I recently came across this 3x leveraged etf of the S&P 500 (NYSE:UPRO). I understand that it’s a risky investment, but I still see way more reason to buy it over any other thing that tracks the S&P 500. Since it’s 3x the S&P 500 (also 3x NYSE:IVV), then how about you throw a third of the money you normally would into it?
The Pros of NYSE:UPRO:
So,
- profit potential is the same AND
- investing in A allows us to spend leftover money on other things (less money at risk)

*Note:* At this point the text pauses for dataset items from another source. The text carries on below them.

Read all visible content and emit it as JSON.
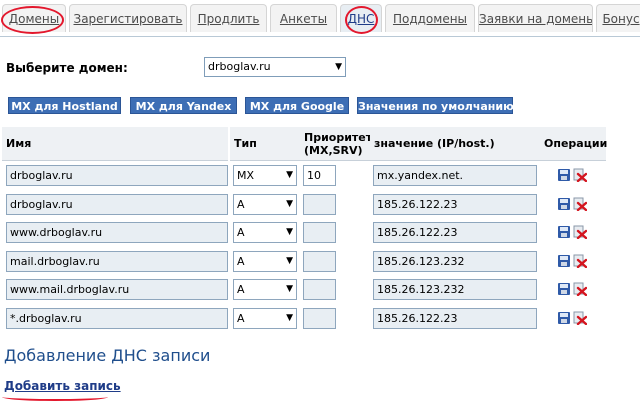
{
  "tabs": [
    {
      "label": "Домены"
    },
    {
      "label": "Зарегистировать"
    },
    {
      "label": "Продлить"
    },
    {
      "label": "Анкеты"
    },
    {
      "label": "ДНС"
    },
    {
      "label": "Поддомены"
    },
    {
      "label": "Заявки на домены"
    },
    {
      "label": "Бонус"
    }
  ],
  "domain_select": {
    "label": "Выберите домен:",
    "value": "drboglav.ru"
  },
  "buttons": [
    "MX для Hostland",
    "MX для Yandex",
    "MX для Google",
    "Значения по умолчанию"
  ],
  "table": {
    "headers": {
      "name": "Имя",
      "type": "Тип",
      "priority": "Приоритет (MX,SRV)",
      "value": "значение (IP/host.)",
      "ops": "Операции"
    },
    "rows": [
      {
        "name": "drboglav.ru",
        "type": "MX",
        "priority": "10",
        "value": "mx.yandex.net."
      },
      {
        "name": "drboglav.ru",
        "type": "A",
        "priority": "",
        "value": "185.26.122.23"
      },
      {
        "name": "www.drboglav.ru",
        "type": "A",
        "priority": "",
        "value": "185.26.122.23"
      },
      {
        "name": "mail.drboglav.ru",
        "type": "A",
        "priority": "",
        "value": "185.26.123.232"
      },
      {
        "name": "www.mail.drboglav.ru",
        "type": "A",
        "priority": "",
        "value": "185.26.123.232"
      },
      {
        "name": "*.drboglav.ru",
        "type": "A",
        "priority": "",
        "value": "185.26.122.23"
      }
    ]
  },
  "section_title": "Добавление ДНС записи",
  "add_link": "Добавить запись",
  "colors": {
    "accent": "#3d6eb5",
    "annotation": "#e3182d"
  },
  "icons": {
    "save": "floppy-disk",
    "delete": "red-x"
  }
}
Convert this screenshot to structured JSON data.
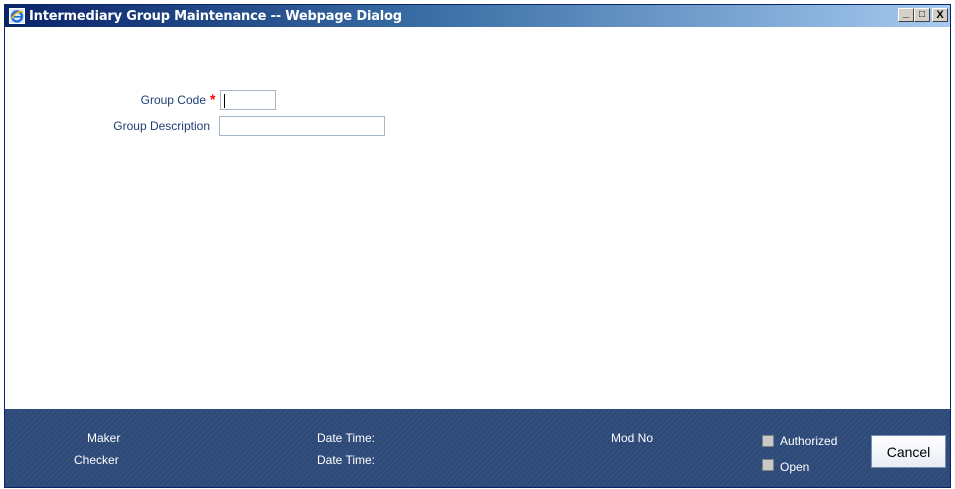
{
  "window": {
    "title": "Intermediary Group Maintenance -- Webpage Dialog",
    "controls": {
      "minimize": "_",
      "maximize": "□",
      "close": "X"
    }
  },
  "form": {
    "group_code": {
      "label": "Group Code",
      "required_marker": "*",
      "value": ""
    },
    "group_description": {
      "label": "Group Description",
      "value": ""
    }
  },
  "footer": {
    "maker_label": "Maker",
    "checker_label": "Checker",
    "maker_datetime_label": "Date Time:",
    "checker_datetime_label": "Date Time:",
    "mod_no_label": "Mod No",
    "authorized_label": "Authorized",
    "open_label": "Open",
    "cancel_label": "Cancel"
  },
  "colors": {
    "footer_bg": "#2d4a79",
    "label_text": "#1f3f75",
    "required": "#ff0000"
  }
}
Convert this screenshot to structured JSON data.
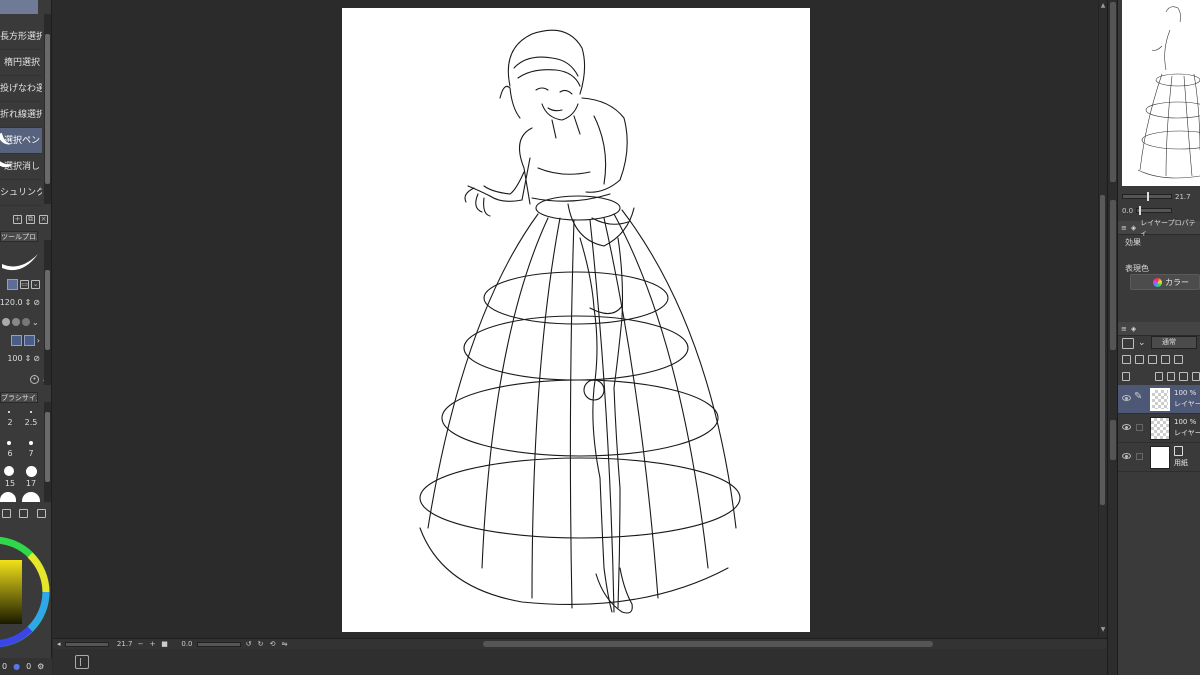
{
  "left_panel": {
    "tools": [
      {
        "label": "長方形選択",
        "active": false
      },
      {
        "label": "楕円選択",
        "active": false
      },
      {
        "label": "投げなわ選択",
        "active": false
      },
      {
        "label": "折れ線選択",
        "active": false
      },
      {
        "label": "選択ペン",
        "active": true
      },
      {
        "label": "選択消し",
        "active": false
      },
      {
        "label": "シュリンク選択",
        "active": false
      }
    ],
    "tool_property_tab": "ツールプロパティ[選択ペン]",
    "brush_size_value": "120.0",
    "opacity_value": "100",
    "brush_size_tab": "ブラシサイズ[選択ペン]",
    "brush_sizes": [
      "2",
      "2.5",
      "6",
      "7",
      "15",
      "17"
    ],
    "bottom_values": [
      "0",
      "0"
    ]
  },
  "canvas": {
    "zoom": "21.7",
    "rotation": "0.0"
  },
  "right_panel": {
    "nav_zoom": "21.7",
    "nav_rotation": "0.0",
    "layer_property_tab": "レイヤープロパティ",
    "effect_label": "効果",
    "expression_color_label": "表現色",
    "color_button_label": "カラー",
    "blend_mode": "通常",
    "layers": [
      {
        "opacity": "100 %",
        "name": "レイヤー",
        "active": true,
        "paper": false
      },
      {
        "opacity": "100 %",
        "name": "レイヤー",
        "active": false,
        "paper": false
      },
      {
        "opacity": "",
        "name": "用紙",
        "active": false,
        "paper": true
      }
    ]
  }
}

The Cons: Expense ratio seems to be the only reason not to buy (0.93% for NYSE:UPRO vs. 0.03% for NYSE:IVV) ok, this is a big difference... but even still, let’s account for the expense ratios. Similar to what I said before, we’re going to invest one-third (since it’s 3x the volatility) that of NYSE:IVV, so we’ll just say $10 for NYSE:UPRO vs $30 for NYSE:IVV. Well, our expense at the end of the year for UPRO would be 0.0093(10)=$0.093 and our expense for IVV would be 0.0003(30)=$0.009, meaning our expense for UPRO is just over 10x that of IVV assuming we spend 1/3 of what we would on IVV.
So,
- our expenses will be a bit over 10x larger
Even knowing this, the S&P 500 is almost guaranteed to increase in value in the long run, so NYSE:UPRO should be too, but 3x more! All we have to do to account for the larger expense ratio is (yes, go against what I said before) spend a bit more than a third of what we would on IVV.
Are there any other reasons that NYSE:IVV is a better investment? Yes, it’s less risky, but spending a bit over a third of what you would on IVV on UPRO allows you better profit potential, with slightly more risk. In the long run, I’d expect UPRO to be a far better investment that the S&P 500.
Also, is there any other etfs that multiply the S&P 500 by more than 3, (yes I know there’s NYSE:SPXU which is -3x, but I’m talking even more volatile)?